2018 was a lot of trusting God in the waiting. This month marks a year that I’ll have been a full-time entrepreneur in New York. The journey has been stressful, exciting, peaceful, eye-opening, teaching, rewarding and full of waiting. Waiting for checks, jobs and even clothes. God pushed me to trust Him with my finances, which meant stepping out on faith and getting rid of my part-time job. It was scary and relieving all at the same time. Needless to say, I didn’t love my PT job, but it was security… until it wasn’t. I’m not going to lie it’s still hard to wait patiently when there are deadlines looming over my head but there are a few things I’ve learned to do once I’ve realized I need to calm down.

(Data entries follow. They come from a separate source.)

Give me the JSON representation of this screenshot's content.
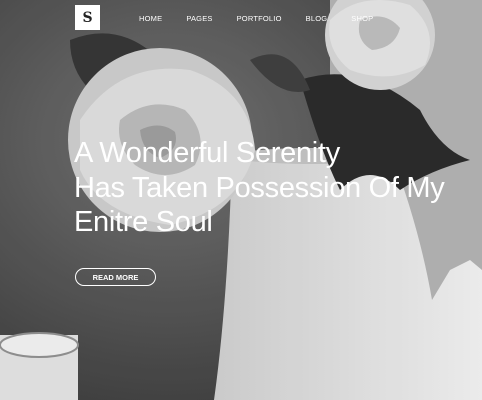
{
  "logo": {
    "letter": "S"
  },
  "nav": {
    "items": [
      "HOME",
      "PAGES",
      "PORTFOLIO",
      "BLOG",
      "SHOP"
    ]
  },
  "hero": {
    "headline_lines": [
      "A Wonderful Serenity",
      "Has Taken Possession Of My",
      "Enitre Soul"
    ],
    "button_label": "READ MORE"
  }
}
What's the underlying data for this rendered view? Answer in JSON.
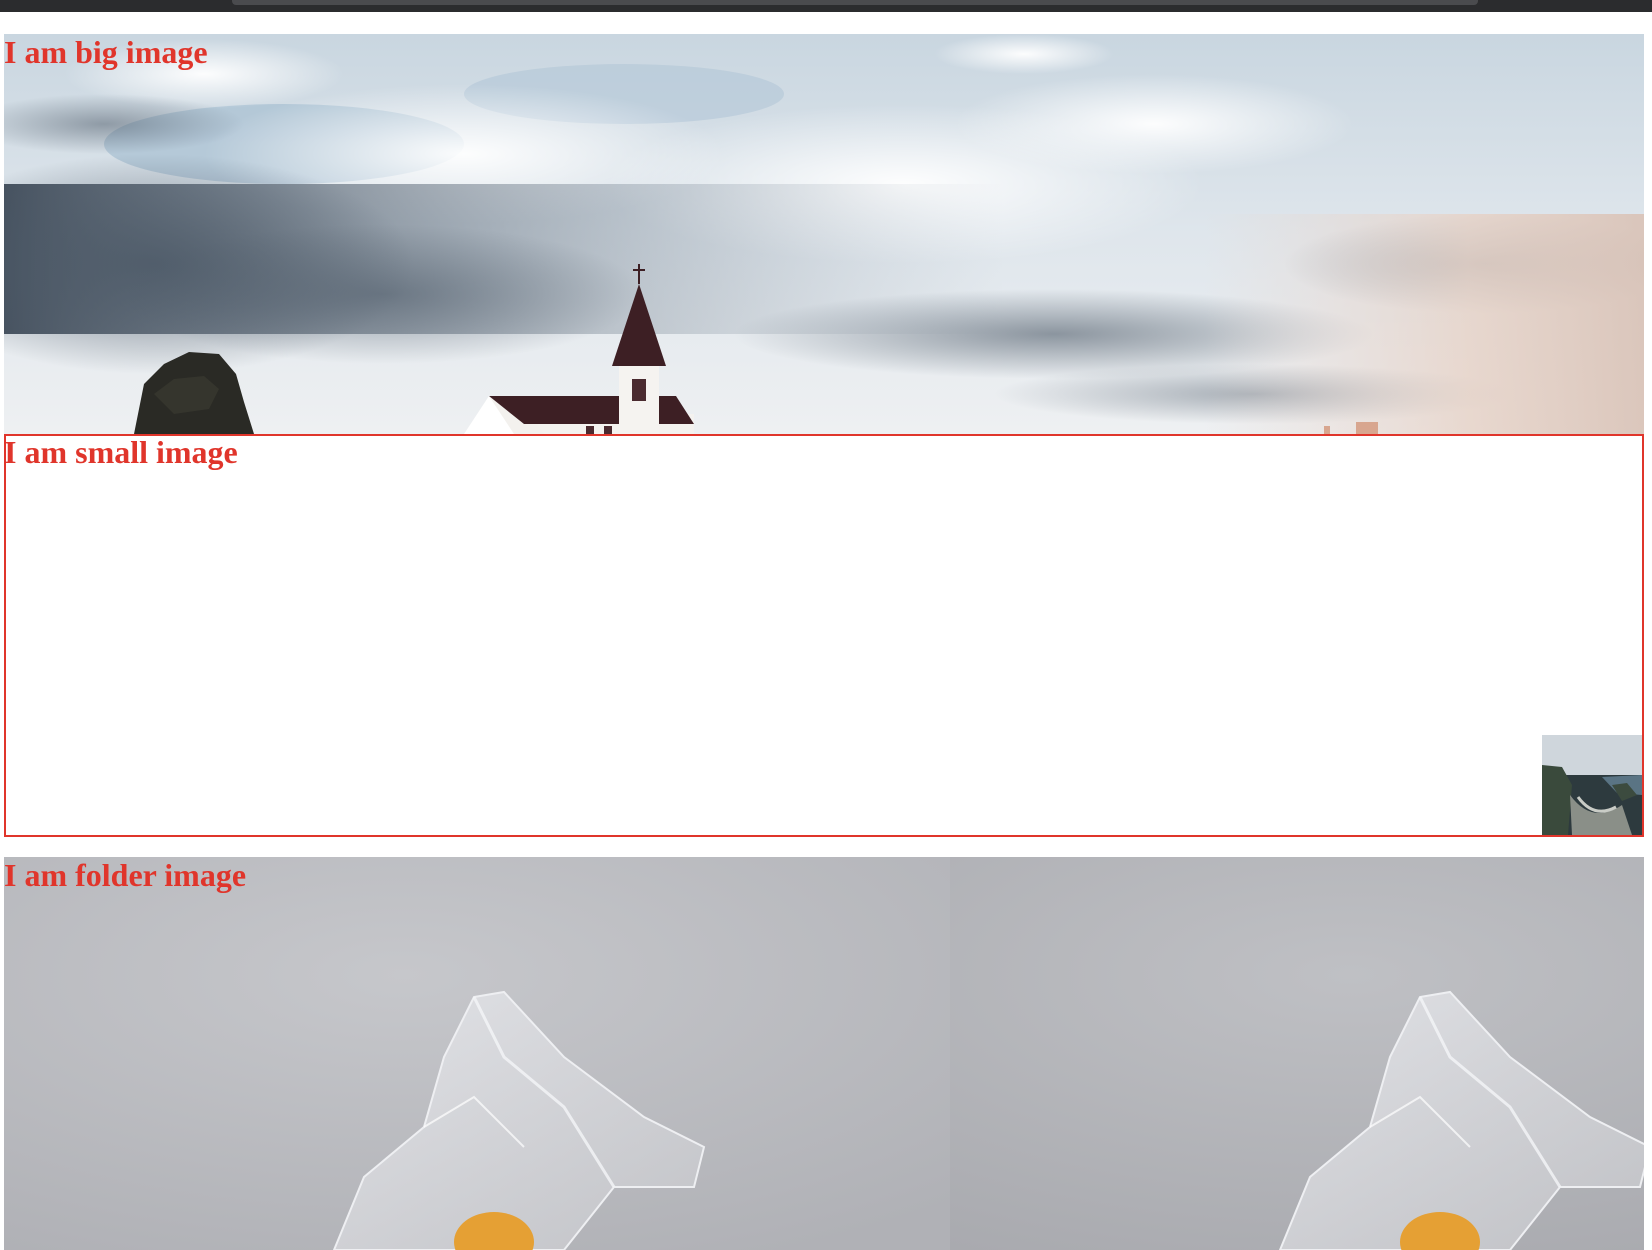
{
  "sections": {
    "big": {
      "heading": "I am big image"
    },
    "small": {
      "heading": "I am small image"
    },
    "folder": {
      "heading": "I am folder image"
    }
  },
  "colors": {
    "heading": "#e0352b",
    "border": "#e0352b",
    "browser_bar": "#2b2c2e"
  },
  "images": {
    "big": "landscape-church-sky",
    "small": "coastal-cliff-thumbnail",
    "folder": "plastic-bag-orange-on-grey"
  }
}
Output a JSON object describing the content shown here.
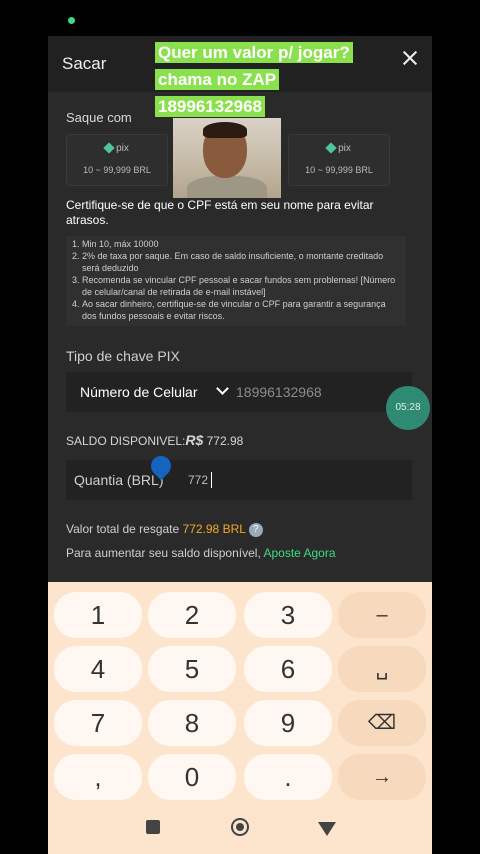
{
  "header": {
    "title": "Sacar"
  },
  "overlay": {
    "zap_text": "Quer um valor p/ jogar? chama no ZAP 18996132968"
  },
  "saque": {
    "label": "Saque com",
    "cards": [
      {
        "logo": "pix",
        "range": "10 ~ 99,999 BRL"
      },
      {
        "logo": "pix",
        "range": "10 ~ 99,999 BRL"
      }
    ]
  },
  "notice": "Certifique-se de que o CPF está em seu nome para evitar atrasos.",
  "rules": [
    "Min 10, máx 10000",
    "2% de taxa por saque. Em caso de saldo insuficiente, o montante creditado será deduzido",
    "Recomenda se vincular CPF pessoal e sacar fundos sem problemas! [Número de celular/canal de retirada de e-mail instável]",
    "Ao sacar dinheiro, certifique-se de vincular o CPF para garantir a segurança dos fundos pessoais e evitar riscos."
  ],
  "pix": {
    "label": "Tipo de chave PIX",
    "selected": "Número de Celular",
    "value": "18996132968"
  },
  "timer": "05:28",
  "saldo": {
    "label": "SALDO DISPONIVEL:",
    "currency": "R$",
    "value": "772.98"
  },
  "amount": {
    "label": "Quantia (BRL)",
    "value": "772"
  },
  "total": {
    "label": "Valor total de resgate",
    "value": "772.98 BRL",
    "help": "?"
  },
  "aumentar": {
    "text": "Para aumentar seu saldo disponível,",
    "link": "Aposte Agora"
  },
  "keyboard": {
    "keys": [
      "1",
      "2",
      "3",
      "–",
      "4",
      "5",
      "6",
      "␣",
      "7",
      "8",
      "9",
      "⌫",
      ",",
      "0",
      ".",
      "→"
    ]
  },
  "colors": {
    "accent_green": "#3ddc84",
    "amount_orange": "#f5a623",
    "zap_green": "#8be04e"
  }
}
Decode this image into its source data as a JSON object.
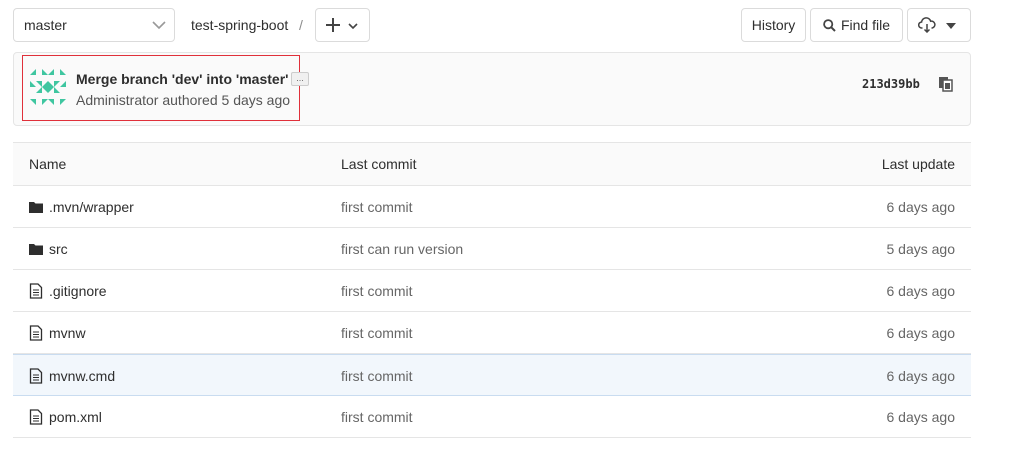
{
  "toolbar": {
    "branch": "master",
    "breadcrumb_project": "test-spring-boot",
    "breadcrumb_separator": "/",
    "history_label": "History",
    "find_file_label": "Find file"
  },
  "commit": {
    "title": "Merge branch 'dev' into 'master'",
    "ellipsis": "...",
    "meta": "Administrator authored 5 days ago",
    "sha": "213d39bb"
  },
  "table": {
    "headers": {
      "name": "Name",
      "last_commit": "Last commit",
      "last_update": "Last update"
    },
    "rows": [
      {
        "name": ".mvn/wrapper",
        "type": "folder",
        "commit": "first commit",
        "updated": "6 days ago"
      },
      {
        "name": "src",
        "type": "folder",
        "commit": "first can run version",
        "updated": "5 days ago"
      },
      {
        "name": ".gitignore",
        "type": "file",
        "commit": "first commit",
        "updated": "6 days ago"
      },
      {
        "name": "mvnw",
        "type": "file",
        "commit": "first commit",
        "updated": "6 days ago"
      },
      {
        "name": "mvnw.cmd",
        "type": "file",
        "commit": "first commit",
        "updated": "6 days ago"
      },
      {
        "name": "pom.xml",
        "type": "file",
        "commit": "first commit",
        "updated": "6 days ago"
      }
    ]
  },
  "colors": {
    "avatar": "#3fc6a0",
    "highlight": "#e0303a",
    "active_row": "#f2f7fc"
  }
}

PRAY. Easier said than done when worry overcomes you with no solution in sight. When I’m overwhelmed I pray, I ask friends and family to pray. I pray, sometimes beg well mostly beg God to basically save me. I’ve learned to pray for God’s peace, His timing and for His will to be done. I pray this over and over until peace has overcome me and I’ve stopped worrying and doubting. I contact my prayer warrior for additional prayer. I know that worry and doubt come hand in hand so when I pray I don’t want my doubt or disbelief get in the way. My friends and family cover me so that my peace may come quicker. It’s a lesson that I’m still learning and hope in 2019 that peace and trust come quicker.